Sara Davidmanns Buch “Mischling 1” und die zugehörige Ausstellung waren nicht die ersten Versuche der Künstlerin, ihre Familiengeschichte zu verarbeiten: Ihr Projekt “Ken. To be destroyed” (2016) erzählte die Geschichte ihres Onkels Ken, der in der Geborgenheit seines Zuhauses als Frau leben konnte. Hazel, die Ehepartnerin der Transfrau, schrieb in den 1950/60er-Jahren Briefe an Sara Davidmanns Mutter und schildert darin die sehr intime Geschichte des ungewöhnlichen Paares.

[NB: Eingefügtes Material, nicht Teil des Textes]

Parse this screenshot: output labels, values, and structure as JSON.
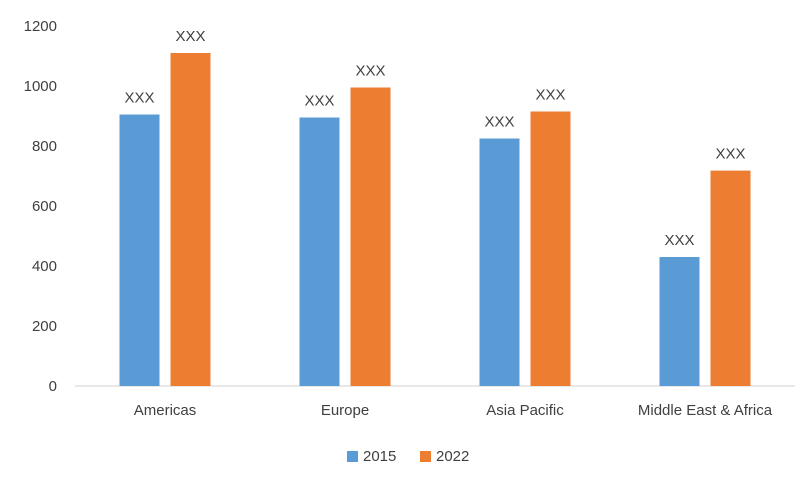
{
  "chart_data": {
    "type": "bar",
    "categories": [
      "Americas",
      "Europe",
      "Asia Pacific",
      "Middle East & Africa"
    ],
    "series": [
      {
        "name": "2015",
        "values": [
          905,
          895,
          825,
          430
        ],
        "color": "#5B9BD5",
        "data_labels": [
          "XXX",
          "XXX",
          "XXX",
          "XXX"
        ]
      },
      {
        "name": "2022",
        "values": [
          1110,
          995,
          915,
          718
        ],
        "color": "#ED7D31",
        "data_labels": [
          "XXX",
          "XXX",
          "XXX",
          "XXX"
        ]
      }
    ],
    "ylim": [
      0,
      1200
    ],
    "yticks": [
      0,
      200,
      400,
      600,
      800,
      1000,
      1200
    ],
    "grid": false,
    "legend_position": "bottom"
  }
}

Auf den Transportpapieren von Sara Davidmanns Urgroßmutter Dorothea und ihrer Großtante Marta wurde jeweils “Sara” als zweiter Vorname angegeben: Ab 1938 verlangte das “Namensänderungsgesetz” von allen deutschen Juden und Jüdinnen, die anhand ihrer Namen nicht sofort als jüdisch erkennbar waren, einen zusätzlichen Namen anzunehmen. Für Männer war das “Israel”, für Frauen “Sara” – der Name, der Sara Davidmann später auch von ihren Eltern gegeben wurde.
Sara Davidmanns Buch “Mischling 1” und die zugehörige Ausstellung “My name is Sara” enthalten neben Fotos, Zeitungsauschnitten und Dokumenten auch sogenannte Fotogramme, die mit alten Strähnen aus dem Haar der Künstlerin gemacht wurden: eine Verbindung zwischen der Rasur von KZ-Häftlingen und dem Leben in der Gegenwart.